Spook and Ozzie respond to the young men working for the mining company civilly and well. We’re not against the mine, they say, we’re not against you miners. The company has acknowledged there are other (more expensive) places where this dam could be sited. “We want it out of the wilderness,” says Spook.

We aren’t arrested, but we are apprehended and ordered to leave. We are prohibited from re-entering a defined area which is the mining lease plus 10 or so kilometres each way for 14 days. We are then put in police vehicles and transported back past the two security gates to where our cars are.

Back at the Tullah camp, there’s another meeting. I don’t go. The person a writer has to meet after an accumulation of experiences like this day’s is him or herself. The hard thinking has begun. Will I go down the Tarkine again? Maybe, maybe not. But participating in the action has impressed upon me the urgency of these matters. I’m reminded yet again of the 2016 report from the World Wildlife Fund for Nature that wildlife populations around the globe have plummeted nearly 70 per cent since 1970. On our watch, as it were.
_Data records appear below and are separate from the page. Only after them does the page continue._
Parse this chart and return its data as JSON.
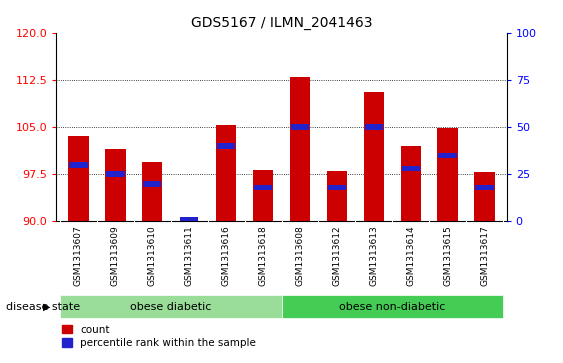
{
  "title": "GDS5167 / ILMN_2041463",
  "samples": [
    "GSM1313607",
    "GSM1313609",
    "GSM1313610",
    "GSM1313611",
    "GSM1313616",
    "GSM1313618",
    "GSM1313608",
    "GSM1313612",
    "GSM1313613",
    "GSM1313614",
    "GSM1313615",
    "GSM1313617"
  ],
  "count_values": [
    103.5,
    101.5,
    99.5,
    90.0,
    105.3,
    98.2,
    113.0,
    98.0,
    110.5,
    102.0,
    104.8,
    97.8
  ],
  "percentile_values": [
    30,
    25,
    20,
    1,
    40,
    18,
    50,
    18,
    50,
    28,
    35,
    18
  ],
  "ymin": 90,
  "ymax": 120,
  "yticks": [
    90,
    97.5,
    105,
    112.5,
    120
  ],
  "right_yticks": [
    0,
    25,
    50,
    75,
    100
  ],
  "bar_color": "#cc0000",
  "blue_color": "#2222cc",
  "group_labels": [
    "obese diabetic",
    "obese non-diabetic"
  ],
  "group_starts": [
    0,
    6
  ],
  "group_ends": [
    6,
    12
  ],
  "group_colors": [
    "#99dd99",
    "#44cc55"
  ],
  "disease_state_label": "disease state",
  "legend_count": "count",
  "legend_pct": "percentile rank within the sample",
  "bar_width": 0.55,
  "tick_bg_color": "#cccccc"
}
In his football prime, Gordie Cuff was described by a sports journalist as a “ball of busy-ness”. He is that in all things. He is now “about getting people down the Tarkine” and, to this end, has organised Shane Howard to come next month, COVID providing. Shane wrote “Let the Franklin Flow”, the song that helped save the Franklin River, Tasmania’s great conservation battle of the early 1980s. Gordie’s also got Hazy coming.
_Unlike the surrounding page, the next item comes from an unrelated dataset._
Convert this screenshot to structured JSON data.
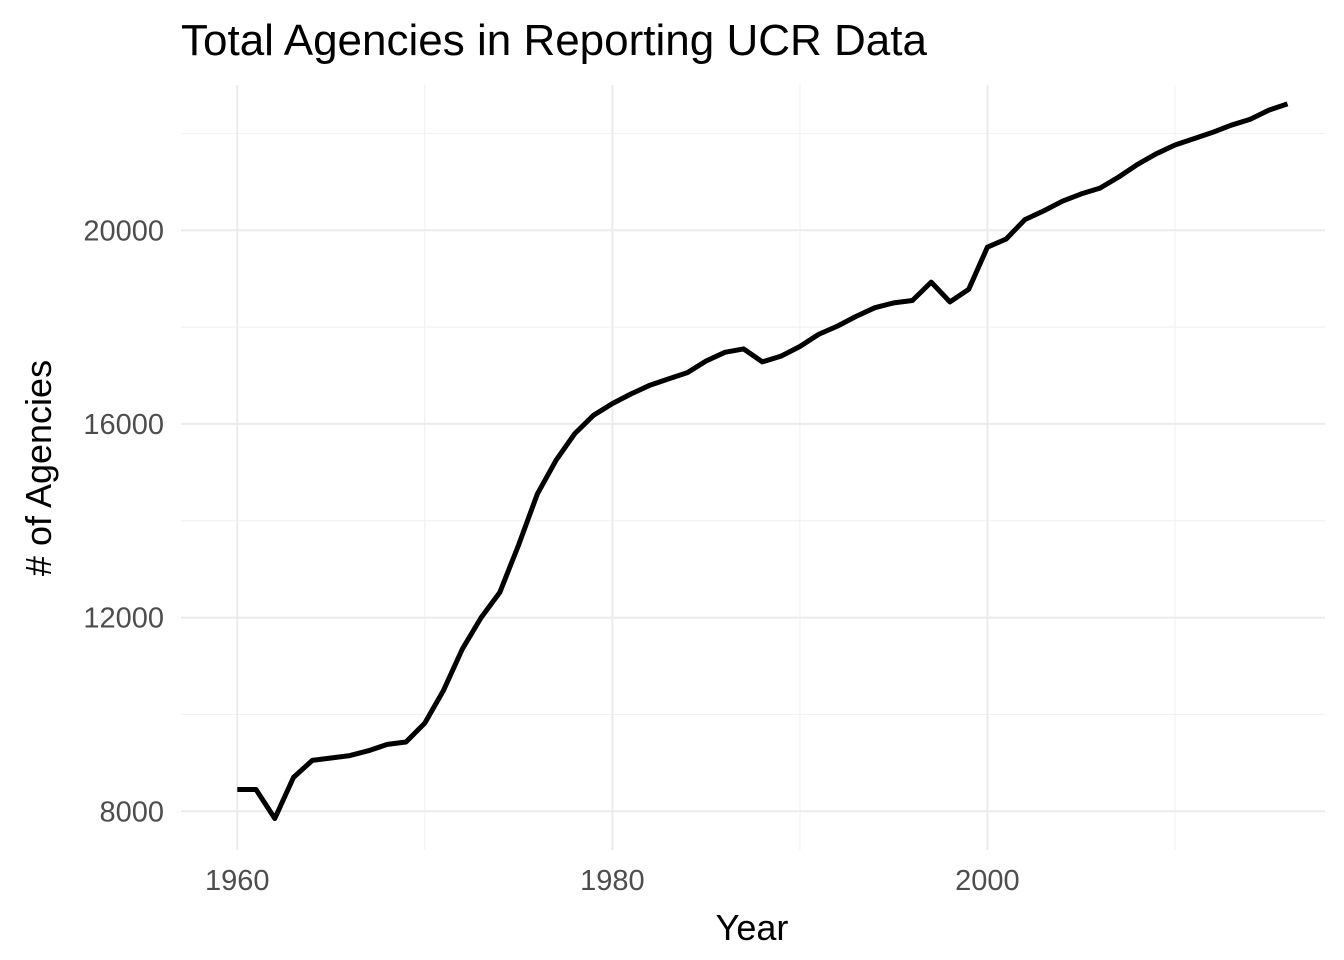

Hazy is a Uni footy club legend. He coached the Fourths in which I played. He was an academic but, more to the point, he was the first intellectual I met who brought everything into one – art, footy, politics, the environment, cricket, books, music …

When Hazy (real name Pete Hay) left Tasmania in 1974 to take a position with the Whitlam Government in Canberra, it was my great honour to be made captain-coach of the Fourths. Later Hazy published my first book, a collection of poems. Still later he managed an itinerant cricket team called the Thylacinians, which toured Tasmania for 30 years, playing invitation matches. Hazy’s coming to the Tarkine with some of his cricketers. I am reliably advised he will be bringing a bat and ball. The solemn space that is the logging coup with the great gum stands alone would be considerably cheered up by a cricket match. Given the tricky nature of the wicket, the old master can be relied upon to bat first if he wins the toss.